Saadia Mosbah (finaliste) est une militante tunisienne de premier plan dans le domaine des droits humains et cofondatrice de Mnemty (« Mon rêve » en arabe), la principale organisation dédiée à la lutte contre le racisme et la discrimination raciale en Tunisie. Elle a mené des initiatives par le biais de l’éducation, de la sensibilisation et du plaidoyer législatif, qui ont conduit au débat national de 2016 sur le racisme systémique, à l’adoption de la loi n° 50 contre le racisme (2018) et à la proclamation du 23 janvier comme Journée nationale pour l’abolition de l’esclavage en Tunisie (depuis 2019). Son travail s’est également concentré sur la lutte contre les préjugés à l’égard des migrants et la promotion des droits des migrants et des réfugiés. Malgré son activisme légitime, Saadia Mosbah et Mnemty ont été victimes d’intenses campagnes de diffamation. Elle a été arrêtée le 6 mai 2024 sur la base de fausses accusations de crimes financiers et est depuis maintenue en détention provisoire sans qu’aucune date de procès n’ait été fixée.
Le Prix Martin Ennals
Chaque année, le Prix Martin Ennals (MEA) récompense des défenseur⸱ses des droits humains exceptionnels qui sont en danger ou issus de contextes peu médiatisés. Il culmine avec une cérémonie publique co-organisée avec la Ville de Genève. La cérémonie 2025 aura lieu le 26 novembre 2025 à 18h30 à la Salle communale de Plainpalais à Genève. Elle sera également retransmise en direct. De nombreux DDH locaux et internationaux se joignent à cette célébration publique des réalisations et de l'engagement de DDH exceptionnels.

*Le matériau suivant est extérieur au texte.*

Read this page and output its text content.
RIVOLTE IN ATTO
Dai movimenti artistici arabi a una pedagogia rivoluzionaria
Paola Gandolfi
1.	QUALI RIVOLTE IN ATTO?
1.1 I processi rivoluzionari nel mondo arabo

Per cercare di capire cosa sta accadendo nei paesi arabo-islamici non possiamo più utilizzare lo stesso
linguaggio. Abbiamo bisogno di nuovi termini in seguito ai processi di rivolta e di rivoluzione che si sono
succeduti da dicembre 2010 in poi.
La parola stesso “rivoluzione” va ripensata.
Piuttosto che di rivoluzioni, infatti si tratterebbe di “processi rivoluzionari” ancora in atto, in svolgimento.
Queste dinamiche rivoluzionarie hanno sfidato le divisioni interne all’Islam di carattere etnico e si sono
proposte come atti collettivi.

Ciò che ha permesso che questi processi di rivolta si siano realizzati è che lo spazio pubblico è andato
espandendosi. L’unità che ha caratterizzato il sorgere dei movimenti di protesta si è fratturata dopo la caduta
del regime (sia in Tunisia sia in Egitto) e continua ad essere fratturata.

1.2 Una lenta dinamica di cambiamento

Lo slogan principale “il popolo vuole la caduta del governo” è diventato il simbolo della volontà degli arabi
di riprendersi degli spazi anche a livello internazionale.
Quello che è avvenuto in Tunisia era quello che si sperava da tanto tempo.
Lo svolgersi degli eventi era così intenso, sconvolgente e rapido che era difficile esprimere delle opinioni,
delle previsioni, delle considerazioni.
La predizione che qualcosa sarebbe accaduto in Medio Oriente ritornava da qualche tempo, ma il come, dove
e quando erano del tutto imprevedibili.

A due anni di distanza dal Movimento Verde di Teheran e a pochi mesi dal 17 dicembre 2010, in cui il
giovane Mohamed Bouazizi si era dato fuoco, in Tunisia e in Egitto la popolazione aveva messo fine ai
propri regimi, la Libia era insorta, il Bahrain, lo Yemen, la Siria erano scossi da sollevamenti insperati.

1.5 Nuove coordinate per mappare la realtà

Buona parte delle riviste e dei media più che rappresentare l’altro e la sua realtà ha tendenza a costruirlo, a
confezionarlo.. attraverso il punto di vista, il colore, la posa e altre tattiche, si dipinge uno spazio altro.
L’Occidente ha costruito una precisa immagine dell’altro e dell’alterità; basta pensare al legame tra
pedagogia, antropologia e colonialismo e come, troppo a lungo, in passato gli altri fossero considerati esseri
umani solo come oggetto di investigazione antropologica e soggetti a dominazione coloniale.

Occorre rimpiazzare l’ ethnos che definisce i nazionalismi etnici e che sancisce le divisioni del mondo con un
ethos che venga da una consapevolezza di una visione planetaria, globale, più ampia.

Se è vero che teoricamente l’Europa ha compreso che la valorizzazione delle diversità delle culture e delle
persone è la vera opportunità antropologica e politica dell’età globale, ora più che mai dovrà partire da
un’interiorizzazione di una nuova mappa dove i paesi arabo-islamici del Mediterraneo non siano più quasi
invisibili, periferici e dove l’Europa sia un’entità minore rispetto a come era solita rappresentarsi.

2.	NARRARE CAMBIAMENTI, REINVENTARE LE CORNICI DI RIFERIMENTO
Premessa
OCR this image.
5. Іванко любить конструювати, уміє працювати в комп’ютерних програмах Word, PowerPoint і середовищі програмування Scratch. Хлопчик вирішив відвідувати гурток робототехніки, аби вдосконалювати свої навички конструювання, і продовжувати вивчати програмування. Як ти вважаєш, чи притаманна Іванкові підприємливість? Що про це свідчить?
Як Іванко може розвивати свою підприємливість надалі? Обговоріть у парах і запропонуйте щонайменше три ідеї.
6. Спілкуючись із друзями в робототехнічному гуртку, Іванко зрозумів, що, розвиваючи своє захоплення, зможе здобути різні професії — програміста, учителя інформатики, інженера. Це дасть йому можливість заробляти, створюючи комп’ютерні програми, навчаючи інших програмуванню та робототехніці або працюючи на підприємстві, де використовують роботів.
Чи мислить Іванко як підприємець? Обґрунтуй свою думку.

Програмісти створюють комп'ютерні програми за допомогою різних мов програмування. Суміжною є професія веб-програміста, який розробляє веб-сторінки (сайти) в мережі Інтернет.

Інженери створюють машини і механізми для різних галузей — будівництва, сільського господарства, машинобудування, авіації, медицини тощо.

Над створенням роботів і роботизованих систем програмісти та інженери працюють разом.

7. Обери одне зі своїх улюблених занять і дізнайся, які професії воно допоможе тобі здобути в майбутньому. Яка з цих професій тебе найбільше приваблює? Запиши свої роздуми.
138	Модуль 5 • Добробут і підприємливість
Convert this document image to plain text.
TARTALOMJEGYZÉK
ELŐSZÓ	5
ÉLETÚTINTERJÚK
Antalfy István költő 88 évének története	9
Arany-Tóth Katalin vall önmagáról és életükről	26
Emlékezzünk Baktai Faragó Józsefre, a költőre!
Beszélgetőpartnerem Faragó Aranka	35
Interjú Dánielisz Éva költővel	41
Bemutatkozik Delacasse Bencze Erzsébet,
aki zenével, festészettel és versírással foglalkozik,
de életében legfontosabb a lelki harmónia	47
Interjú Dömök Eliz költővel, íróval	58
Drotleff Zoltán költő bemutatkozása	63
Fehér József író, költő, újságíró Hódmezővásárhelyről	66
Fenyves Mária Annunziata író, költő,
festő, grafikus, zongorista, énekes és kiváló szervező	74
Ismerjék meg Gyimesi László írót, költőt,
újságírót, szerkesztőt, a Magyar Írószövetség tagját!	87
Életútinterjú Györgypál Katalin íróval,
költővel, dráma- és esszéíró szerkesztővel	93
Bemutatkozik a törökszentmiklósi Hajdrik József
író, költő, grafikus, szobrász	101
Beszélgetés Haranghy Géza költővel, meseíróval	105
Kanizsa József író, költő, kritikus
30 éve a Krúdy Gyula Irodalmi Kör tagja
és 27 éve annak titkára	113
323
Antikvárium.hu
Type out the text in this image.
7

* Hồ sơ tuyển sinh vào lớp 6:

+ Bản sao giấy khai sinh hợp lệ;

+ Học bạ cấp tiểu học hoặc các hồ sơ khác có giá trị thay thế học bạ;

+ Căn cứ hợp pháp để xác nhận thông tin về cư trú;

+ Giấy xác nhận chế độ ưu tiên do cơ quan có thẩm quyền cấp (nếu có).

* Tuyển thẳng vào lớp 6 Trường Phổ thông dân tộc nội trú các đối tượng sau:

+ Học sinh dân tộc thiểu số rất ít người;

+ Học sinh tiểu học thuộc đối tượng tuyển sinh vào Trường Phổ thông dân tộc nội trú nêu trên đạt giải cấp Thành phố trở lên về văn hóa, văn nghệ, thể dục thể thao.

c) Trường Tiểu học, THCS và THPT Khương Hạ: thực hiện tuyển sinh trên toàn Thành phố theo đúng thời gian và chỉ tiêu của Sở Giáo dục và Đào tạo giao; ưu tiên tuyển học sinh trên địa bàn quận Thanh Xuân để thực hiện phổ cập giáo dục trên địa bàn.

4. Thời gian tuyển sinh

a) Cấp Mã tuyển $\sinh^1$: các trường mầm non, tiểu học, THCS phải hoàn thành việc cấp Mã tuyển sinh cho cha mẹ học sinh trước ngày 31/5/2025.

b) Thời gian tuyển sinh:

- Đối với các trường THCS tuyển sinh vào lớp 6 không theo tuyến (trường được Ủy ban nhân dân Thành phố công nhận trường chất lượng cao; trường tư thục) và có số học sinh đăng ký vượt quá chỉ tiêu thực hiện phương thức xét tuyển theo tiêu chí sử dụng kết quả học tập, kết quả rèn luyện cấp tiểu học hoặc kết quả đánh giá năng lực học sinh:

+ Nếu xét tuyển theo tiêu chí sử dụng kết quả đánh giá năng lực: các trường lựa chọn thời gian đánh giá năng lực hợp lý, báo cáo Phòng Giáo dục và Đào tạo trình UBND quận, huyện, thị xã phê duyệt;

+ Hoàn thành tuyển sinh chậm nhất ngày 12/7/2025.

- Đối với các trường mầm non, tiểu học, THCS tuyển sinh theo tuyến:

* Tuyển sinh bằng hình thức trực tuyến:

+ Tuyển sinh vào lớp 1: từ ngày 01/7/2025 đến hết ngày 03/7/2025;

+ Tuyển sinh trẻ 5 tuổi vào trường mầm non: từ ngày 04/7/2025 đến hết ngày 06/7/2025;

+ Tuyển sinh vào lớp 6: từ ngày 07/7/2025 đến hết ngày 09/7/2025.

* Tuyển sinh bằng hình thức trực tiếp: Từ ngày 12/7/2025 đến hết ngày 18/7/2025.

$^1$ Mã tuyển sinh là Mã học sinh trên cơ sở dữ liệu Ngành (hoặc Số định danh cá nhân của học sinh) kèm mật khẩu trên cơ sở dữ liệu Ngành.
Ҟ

«Étant au coeur du multilatéralisme et de la promotion des droits humains, la Ville de Genève est fière de soutenir le Prix Martin Ennals pour cette 31e édition, qui amplifie la voix d'une défenseuse des droits humains courageuse et infatigable dans sa quête de justice », conclut Alfonso Gomez, conseiller administratif de la Ville de Genève.